Malan citou estimativas da Organização das Nações Unidas, que calcula um movimento anual de lavagem de dinheiro entre US$ 300 bilhões e US$ 500 bilhões. Segundo ele, alguns países do G-7 (os países mais ricos do mundo) estimam esse movimento em US$ 600 bilhões. Malan disse também que é necessário discutir a atualização do conceito de sigilo bancário e fiscal, mas sem ferir direitos constitucionais. Ele destacou ainda a importância de aumentar a cooperação internacional sob vários aspectos.
Urgência O presidente da Associação dos Advogados Criminalistas do Estado de São Paulo (Acrimesp), Ademar Gomes, enviou ofício ao Ministério da Justiça pedindo empenho pela rápida aprovação de projeto de lei contra a lavagem de dinheiro no Congresso. Gomes diz que o escândalo dos precatórios demonstra o quanto o País está despreparado - pois faltam mecanismos legais - para combater esse crime.
Desde 1990, segundo cálculos oficiais, esse crime movimentou R$ 30 bilhões no Brasil.
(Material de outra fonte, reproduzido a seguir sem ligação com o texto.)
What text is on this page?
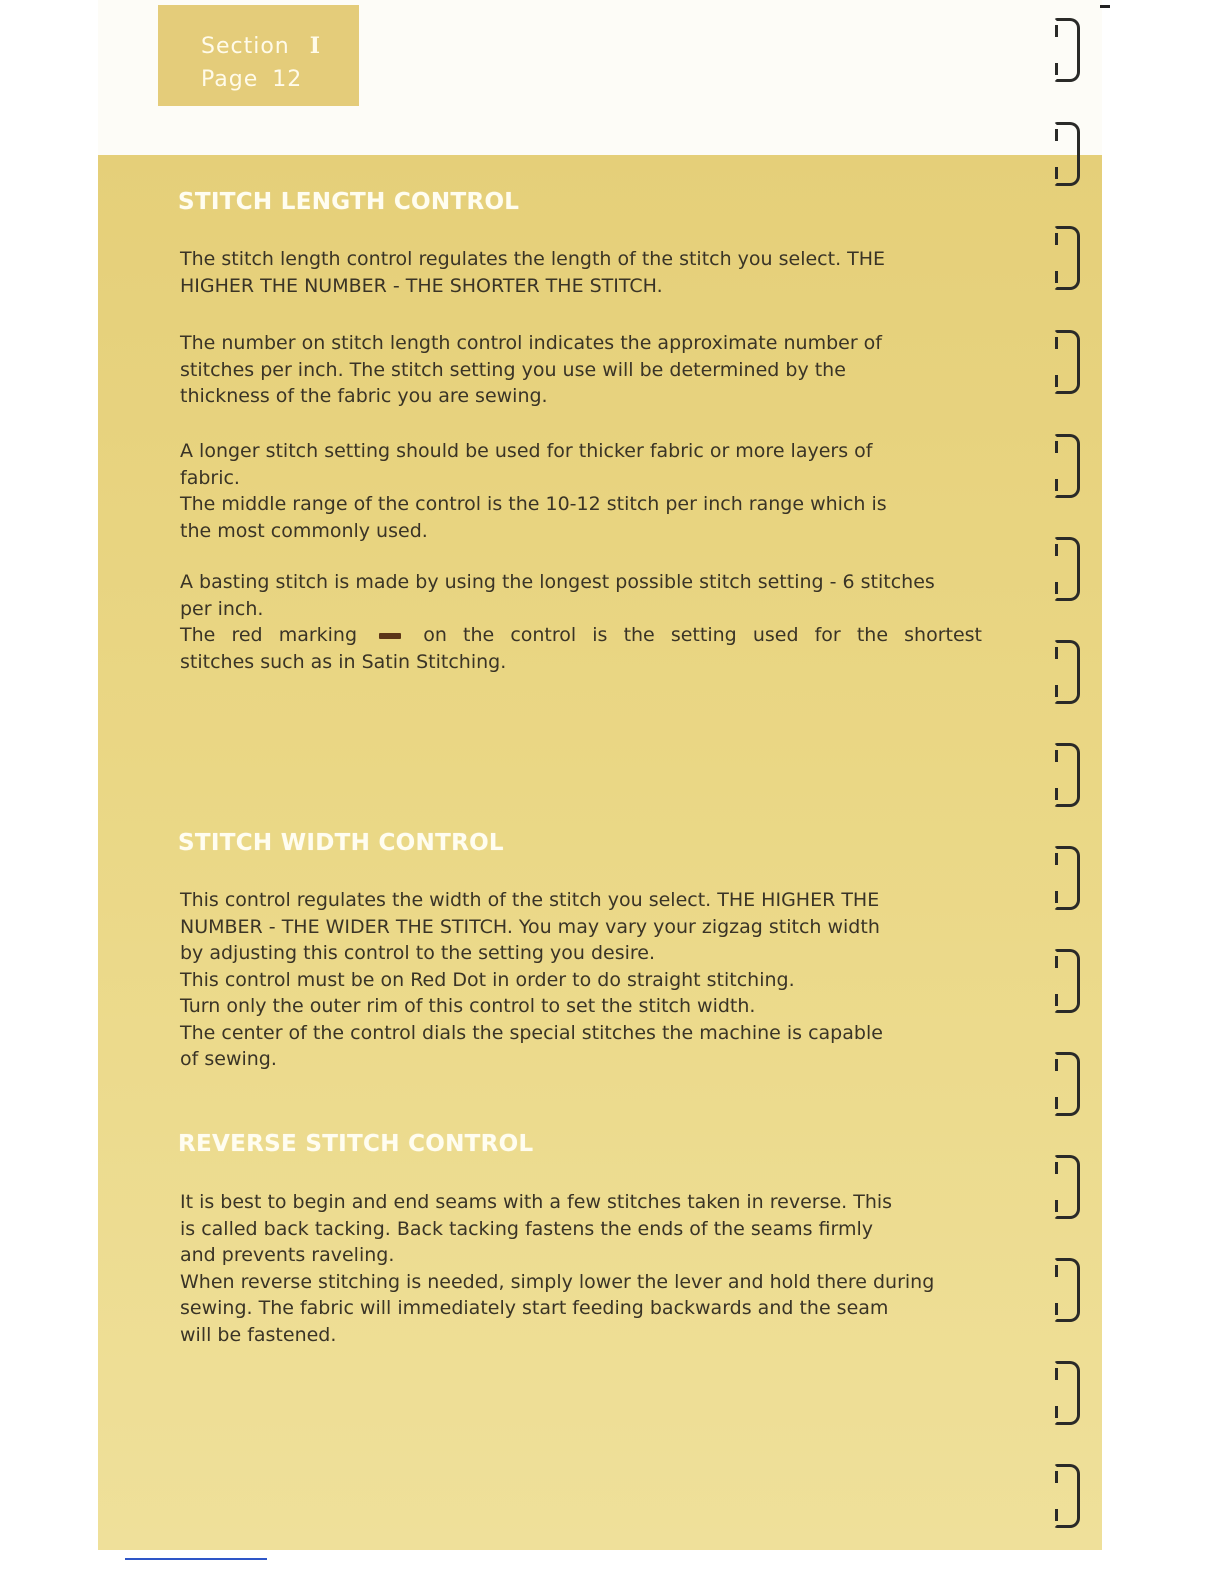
Section I
Page 12
STITCH LENGTH CONTROL

The stitch length control regulates the length of the stitch you select. THE
HIGHER THE NUMBER - THE SHORTER THE STITCH.

The number on stitch length control indicates the approximate number of
stitches per inch. The stitch setting you use will be determined by the
thickness of the fabric you are sewing.

A longer stitch setting should be used for thicker fabric or more layers of
fabric.
The middle range of the control is the 10-12 stitch per inch range which is
the most commonly used.

A basting stitch is made by using the longest possible stitch setting - 6 stitches
per inch.
The red marking	on the control is the setting used for the shortest
stitches such as in Satin Stitching.

STITCH WIDTH CONTROL

This control regulates the width of the stitch you select. THE HIGHER THE
NUMBER - THE WIDER THE STITCH. You may vary your zigzag stitch width
by adjusting this control to the setting you desire.
This control must be on Red Dot in order to do straight stitching.
Turn only the outer rim of this control to set the stitch width.
The center of the control dials the special stitches the machine is capable
of sewing.

REVERSE STITCH CONTROL

It is best to begin and end seams with a few stitches taken in reverse. This
is called back tacking. Back tacking fastens the ends of the seams firmly
and prevents raveling.
When reverse stitching is needed, simply lower the lever and hold there during
sewing. The fabric will immediately start feeding backwards and the seam
will be fastened.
Apenas na fronteira Brasil-Paraguai são movimentados R$ 20 milhões por dia. O projeto de lei enviado pelo governo federal ao Congresso se baseia em lei em vigor nos EUA desde 1970. Naquele país os bancos são obrigados a alertar as autoridades sobre qualquer movimentação incomum nas contas de seus clientes envolvendo operações acima de R$ 10 mil.